Klaim kewalian tanpa perhatian terhadap ibadah, apalagi jelas-jelas meninggalkan ibadah seperti shalat dan puasa adalah klaim kebodohan dan kegilaan. Sebab, prasyarat untuk menjadi wali adalah kedekatan dengan Wajibul Wujud dan kedekatan ini mustahil diperoleh tanpa pintu masuk yang bernama ibadah. Maka siapapun yang menampilkan dirinya sebagai wali dan sok-sok wali, perlu kita cermati bagaimana ibadahnya. Bagaimana kepeduliannya terhadap waktu shalat? Bagaimana pengetahuannya terhadap hukum-hukum dasar fikih ibadah? Bila kita dapati orang yang katanya wali itu mengabaikan ibadah dan pengetahuannya dangkal tentang dasar-dasar ibadah yang paling sederhana maka kewaliannya dan karamahnya patut dipertanyakan dan dicurigai.
Nabi saw disebut dalam Al-Quran sebagai uswah (suri teladan) hasanah (yang baik):
لَقَدْ كَانَ لَكُمْ فِي رَسُولِ اللَّهِ أُسْوَةٌ حَسَنَةٌ لِمَنْ كَانَ يَرْجُو اللَّهَ وَالْيَوْمَ الْآخِرَ وَذَكَرَ اللَّهَ كَثِيرًا
“Sungguh telah ada bagi kalian pada diri Rasulullah suri teladan yang baik bagi orang yang berharap kepada Allah, hari akhir dan bagi orang yang banyak mengingat Allah.” (Al-Ahzab: 21)

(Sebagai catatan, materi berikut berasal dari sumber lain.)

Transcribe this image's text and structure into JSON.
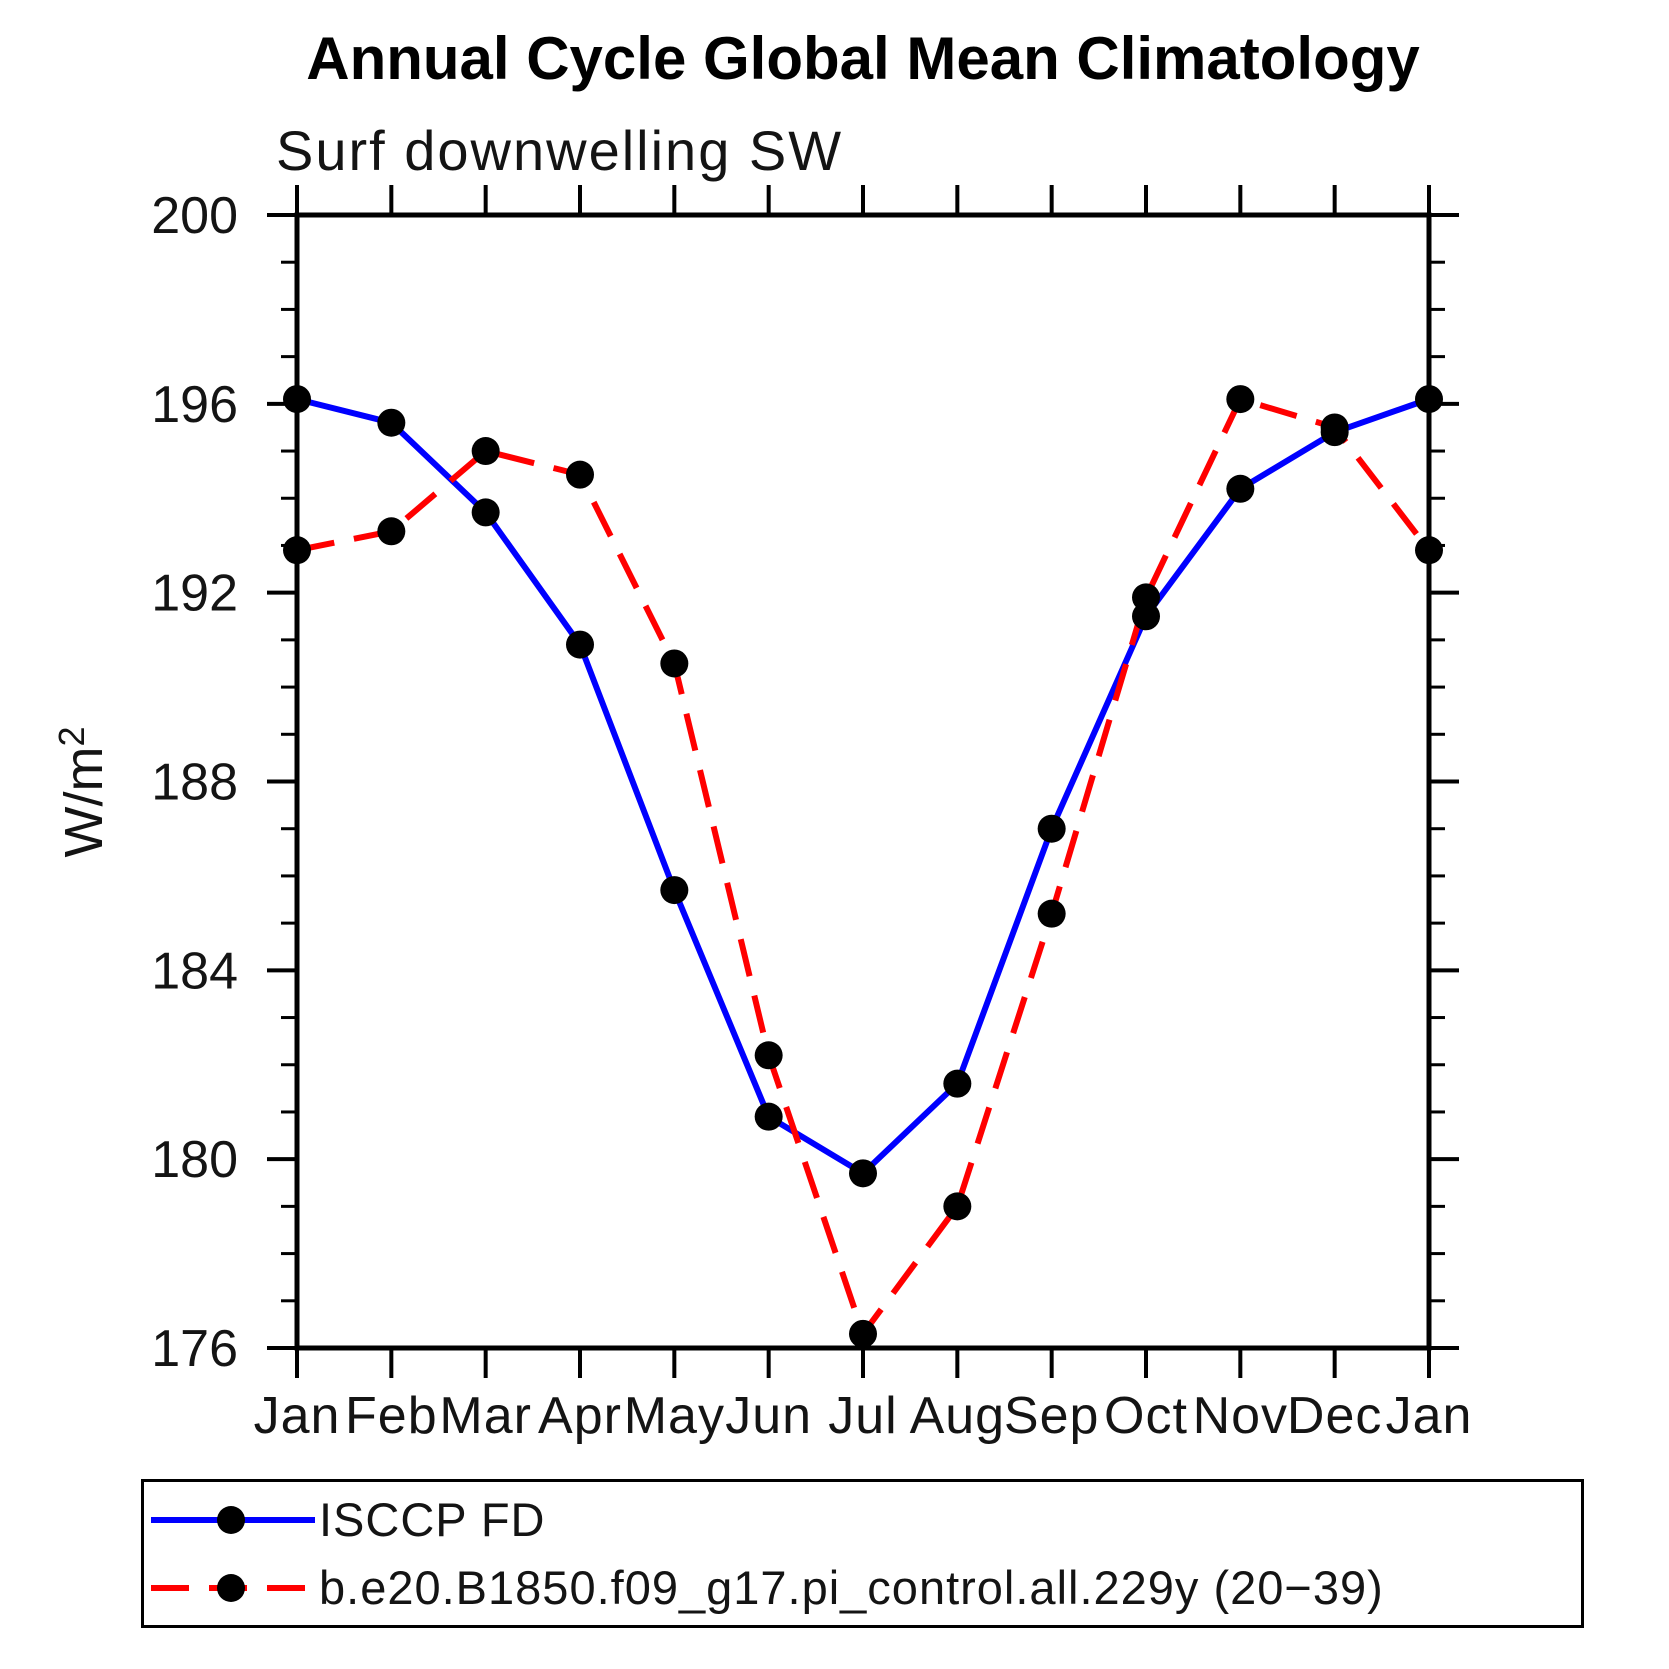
{
  "page": {
    "background": "#ffffff"
  },
  "chart_data": {
    "type": "line",
    "title": "Annual Cycle Global Mean Climatology",
    "subtitle": "Surf downwelling SW",
    "ylabel": "W/m²",
    "xlabel": "",
    "categories": [
      "Jan",
      "Feb",
      "Mar",
      "Apr",
      "May",
      "Jun",
      "Jul",
      "Aug",
      "Sep",
      "Oct",
      "Nov",
      "Dec",
      "Jan"
    ],
    "ylim": [
      176,
      200
    ],
    "ytick_major": [
      176,
      180,
      184,
      188,
      192,
      196,
      200
    ],
    "ytick_minor_step": 1,
    "grid": false,
    "legend_position": "bottom",
    "axis_color": "#000000",
    "marker_color": "#000000",
    "series": [
      {
        "name": "ISCCP FD",
        "color": "#0000ff",
        "line_style": "solid",
        "marker": "circle",
        "values": [
          196.1,
          195.6,
          193.7,
          190.9,
          185.7,
          180.9,
          179.7,
          181.6,
          187.0,
          191.5,
          194.2,
          195.4,
          196.1
        ]
      },
      {
        "name": "b.e20.B1850.f09_g17.pi_control.all.229y (20−39)",
        "color": "#ff0000",
        "line_style": "dashed",
        "marker": "circle",
        "values": [
          192.9,
          193.3,
          195.0,
          194.5,
          190.5,
          182.2,
          176.3,
          179.0,
          185.2,
          191.9,
          196.1,
          195.5,
          192.9
        ]
      }
    ]
  }
}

Dan salah satu aspek keteladanan Nabi saw adalah bagaimana perhatian beliau terhadap ibadah. Siti Aisyah menceritakan bahwa kami sekeluarga sedang asyik ngobrol dan bercanda. Dan ketika datang waktu shalat, Nabi saw langsung bergegas meninggalkan kami dan beliau tampak gelisah dan seolah-olah tidak mengenal kami sebelumnya (karena pikirannya hanya tertuju pada shalat). Ya, inilah Rasulullah saw sang ‘arif sejati. Beliau berada dalam puncak kedekatan dengan Allah Swt dan maqam kerasulan yang dimilikinya itu karena ibadahnya. Oleh karena itu, kita sebelum bersaksi bahwa beliau sebagai rasul-Nya, terlebih dahulu kita bersaksi bahwa beliau adalah hamba-Nya yang ahli ibadah, wa syhadu anna Muhammadan ‘abduhu wa rasuluh.